Opening the proceedings were Nordic Tone, a group of more than 20 tutors and students from Shetland, Norway, Denmark, Sweden and Finland who had been sharing their knowledge and skills in the week prior to their performance on that night.
They treated the audience to nearly an hour of traditional singing and playing on fiddle, accordion, flute and whistle in a set that ranged from sad love songs to Finnish polkas. The stage was full – a great effort and lots of talent.
Together they produced an enjoyable orchestral sound in a long set, which warmed everyone up for the impressive Sheila Henderson Band.
The four-piece band emerged from a sophisticated smoky backdrop of pink and green lighting and, it seemed, they could make any style sound good.
Henderson sang many of her own compositions, her big voice railing against standing in the shadows or living a lie. Particularly enjoyable were the bluesy Never No More and the Beth Nielsen Chapman number Say You Will, aided by band members Ivor “Fred” Polson, drummer Archer Kemp and veteran rocker Brian Nicholson who produced some brilliant guitar work.
Next up was Felpeyu, from the rugged Asturian region between the mountains and the sea of northern Spain. Their charming front man chatted away to the audience about everything from cider-making to the Flintstones and their music impressed too, with tuneful fiddle, flute accordion and Asturian bagpipes aided by the solid rhythms of bouzouki, bass and bodhran. “I hope you like it”, he said, and the audience did, the fast fingerwork and insistent beat producing a great sound especially in the Asturian wedding tune.
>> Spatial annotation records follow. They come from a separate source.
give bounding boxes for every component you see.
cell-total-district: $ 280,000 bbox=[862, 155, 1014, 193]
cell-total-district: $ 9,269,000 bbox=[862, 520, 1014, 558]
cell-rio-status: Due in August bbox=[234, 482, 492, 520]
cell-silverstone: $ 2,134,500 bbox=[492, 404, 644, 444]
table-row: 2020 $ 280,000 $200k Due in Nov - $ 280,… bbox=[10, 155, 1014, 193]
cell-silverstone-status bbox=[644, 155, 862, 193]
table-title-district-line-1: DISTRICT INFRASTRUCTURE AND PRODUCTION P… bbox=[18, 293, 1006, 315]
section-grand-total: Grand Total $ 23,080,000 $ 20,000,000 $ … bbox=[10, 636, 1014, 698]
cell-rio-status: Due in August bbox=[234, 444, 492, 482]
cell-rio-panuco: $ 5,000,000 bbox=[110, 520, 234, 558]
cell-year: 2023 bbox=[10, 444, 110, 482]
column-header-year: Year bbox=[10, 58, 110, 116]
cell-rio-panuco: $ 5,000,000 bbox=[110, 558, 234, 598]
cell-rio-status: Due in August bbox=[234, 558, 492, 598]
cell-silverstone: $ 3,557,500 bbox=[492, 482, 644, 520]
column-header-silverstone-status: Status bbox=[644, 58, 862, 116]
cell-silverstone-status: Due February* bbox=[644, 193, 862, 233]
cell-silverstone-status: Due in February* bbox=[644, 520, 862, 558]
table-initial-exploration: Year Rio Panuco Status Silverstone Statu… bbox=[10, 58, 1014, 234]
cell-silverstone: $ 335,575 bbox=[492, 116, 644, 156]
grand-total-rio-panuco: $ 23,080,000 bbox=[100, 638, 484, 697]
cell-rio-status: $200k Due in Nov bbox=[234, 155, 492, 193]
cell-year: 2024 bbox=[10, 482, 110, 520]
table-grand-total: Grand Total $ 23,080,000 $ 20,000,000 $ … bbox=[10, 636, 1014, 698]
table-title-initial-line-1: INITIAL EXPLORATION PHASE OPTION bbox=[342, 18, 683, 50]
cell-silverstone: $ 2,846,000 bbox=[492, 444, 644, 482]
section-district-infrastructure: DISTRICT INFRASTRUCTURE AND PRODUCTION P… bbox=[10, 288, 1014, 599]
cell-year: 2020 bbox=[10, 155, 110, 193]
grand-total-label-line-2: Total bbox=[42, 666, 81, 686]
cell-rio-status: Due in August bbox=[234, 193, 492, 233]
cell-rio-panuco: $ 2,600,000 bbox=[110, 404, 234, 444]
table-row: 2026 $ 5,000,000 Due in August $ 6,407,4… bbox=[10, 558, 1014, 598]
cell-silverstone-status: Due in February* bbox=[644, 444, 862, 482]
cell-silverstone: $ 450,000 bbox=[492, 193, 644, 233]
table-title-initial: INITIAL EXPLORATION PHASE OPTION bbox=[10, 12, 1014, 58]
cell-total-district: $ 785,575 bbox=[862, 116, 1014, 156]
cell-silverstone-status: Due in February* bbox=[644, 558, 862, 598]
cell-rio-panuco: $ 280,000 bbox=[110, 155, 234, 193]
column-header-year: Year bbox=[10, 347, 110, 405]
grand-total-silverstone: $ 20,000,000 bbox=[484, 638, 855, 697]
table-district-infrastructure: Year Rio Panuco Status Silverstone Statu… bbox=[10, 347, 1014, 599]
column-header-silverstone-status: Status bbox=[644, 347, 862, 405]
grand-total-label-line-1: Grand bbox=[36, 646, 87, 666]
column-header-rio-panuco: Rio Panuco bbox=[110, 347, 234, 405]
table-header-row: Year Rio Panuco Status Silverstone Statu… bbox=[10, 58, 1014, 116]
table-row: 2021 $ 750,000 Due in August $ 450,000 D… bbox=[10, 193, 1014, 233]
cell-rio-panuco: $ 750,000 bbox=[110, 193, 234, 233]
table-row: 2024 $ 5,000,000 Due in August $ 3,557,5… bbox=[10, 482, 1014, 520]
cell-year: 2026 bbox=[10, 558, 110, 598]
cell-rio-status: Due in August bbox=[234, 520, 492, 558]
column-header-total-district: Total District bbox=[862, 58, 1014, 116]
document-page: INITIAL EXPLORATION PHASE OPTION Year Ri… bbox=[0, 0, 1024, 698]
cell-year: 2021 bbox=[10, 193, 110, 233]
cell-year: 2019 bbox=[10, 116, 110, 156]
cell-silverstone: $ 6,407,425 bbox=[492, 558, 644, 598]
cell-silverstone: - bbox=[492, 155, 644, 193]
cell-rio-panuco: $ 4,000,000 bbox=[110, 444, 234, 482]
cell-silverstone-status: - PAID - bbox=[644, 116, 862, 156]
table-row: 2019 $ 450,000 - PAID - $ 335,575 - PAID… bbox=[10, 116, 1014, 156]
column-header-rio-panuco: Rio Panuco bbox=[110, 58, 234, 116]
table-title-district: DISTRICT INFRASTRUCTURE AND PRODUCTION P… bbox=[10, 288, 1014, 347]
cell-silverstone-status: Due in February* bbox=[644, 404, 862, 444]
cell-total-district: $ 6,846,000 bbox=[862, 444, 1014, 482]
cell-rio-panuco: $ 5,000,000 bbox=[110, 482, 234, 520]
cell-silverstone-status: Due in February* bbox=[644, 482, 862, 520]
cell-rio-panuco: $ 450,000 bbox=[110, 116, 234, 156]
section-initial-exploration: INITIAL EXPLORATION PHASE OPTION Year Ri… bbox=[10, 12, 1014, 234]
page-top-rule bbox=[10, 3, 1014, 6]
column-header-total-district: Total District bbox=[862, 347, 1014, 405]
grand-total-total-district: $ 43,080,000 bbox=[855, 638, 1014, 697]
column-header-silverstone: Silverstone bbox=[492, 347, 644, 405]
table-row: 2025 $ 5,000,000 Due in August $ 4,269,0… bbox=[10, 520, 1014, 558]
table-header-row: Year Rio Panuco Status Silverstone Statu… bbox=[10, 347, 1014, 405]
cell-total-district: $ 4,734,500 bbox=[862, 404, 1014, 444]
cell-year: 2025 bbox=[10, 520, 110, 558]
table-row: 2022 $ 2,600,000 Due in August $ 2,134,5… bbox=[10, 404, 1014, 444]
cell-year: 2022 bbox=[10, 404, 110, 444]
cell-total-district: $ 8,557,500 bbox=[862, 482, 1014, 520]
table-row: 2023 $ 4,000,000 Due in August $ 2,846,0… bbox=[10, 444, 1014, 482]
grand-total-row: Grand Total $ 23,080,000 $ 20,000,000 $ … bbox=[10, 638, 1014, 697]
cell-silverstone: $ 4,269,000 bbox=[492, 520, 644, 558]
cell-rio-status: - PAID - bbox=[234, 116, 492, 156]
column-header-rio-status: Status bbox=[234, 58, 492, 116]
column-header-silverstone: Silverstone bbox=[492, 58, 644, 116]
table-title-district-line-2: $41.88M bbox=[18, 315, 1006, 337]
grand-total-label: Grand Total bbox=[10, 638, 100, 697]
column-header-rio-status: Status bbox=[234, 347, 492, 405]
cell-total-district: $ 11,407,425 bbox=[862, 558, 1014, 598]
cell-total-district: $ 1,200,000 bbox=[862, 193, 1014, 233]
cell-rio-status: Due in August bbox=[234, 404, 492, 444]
Felpeyu is a well-respected band in the Asturian region and was a great addition to the festival.
By contrast the renowned Irish songstress Cara Dillon introduced a sadder tone in her love songs. The blonde beauty opened with a lament about Johnny – her next subject, Jimmy, was “a whole lot worse”. There was also a song about another mean man, Paddy, which got the audience clapping and impressed with frantic guitar and pipes.
But the band could perform in happier mode too, with several Irish jigs and Cara on fiddle showing her versatility.
Then there was haunting music. Dillon’s song The Parting Glass and her song about the Hill of Thieves, about what she loved about her home in County Derry, were particularly moving, with the swirling stage effects of green Irish mist adding to the atmosphere and much appreciated by the audience.
Then came a change of pace for the final act. Frigg, a young and amazingly energetic Finnish-Norwegian fiddle group influenced by American grassroots styles as well as Nordic music, were simply terrific.
Their high-octane performance inspired much shouting, stomping and clapping from the audience, and at last folk got up to dance in front of the stage. The four fiddles, plus guitar banjo and double bass, produced a fully rounded sound, and their monosyllabic “singing” was truly frenetic.
“Here’s a tune I wrote about a slow rally driver”, one of the band said, with the furious fiddling against a billowing red-lit wall of smoke looking almost like spontaneous combustion.
Their varied sounds, frenetic performance and humour enthralled the audience, and the extended clapping produced the only encore of the night. But it was a shame so many people started to leave the hall before the end of their set – they deserved to be listened to. More Frigg and shortened sets from the others might have been the answer.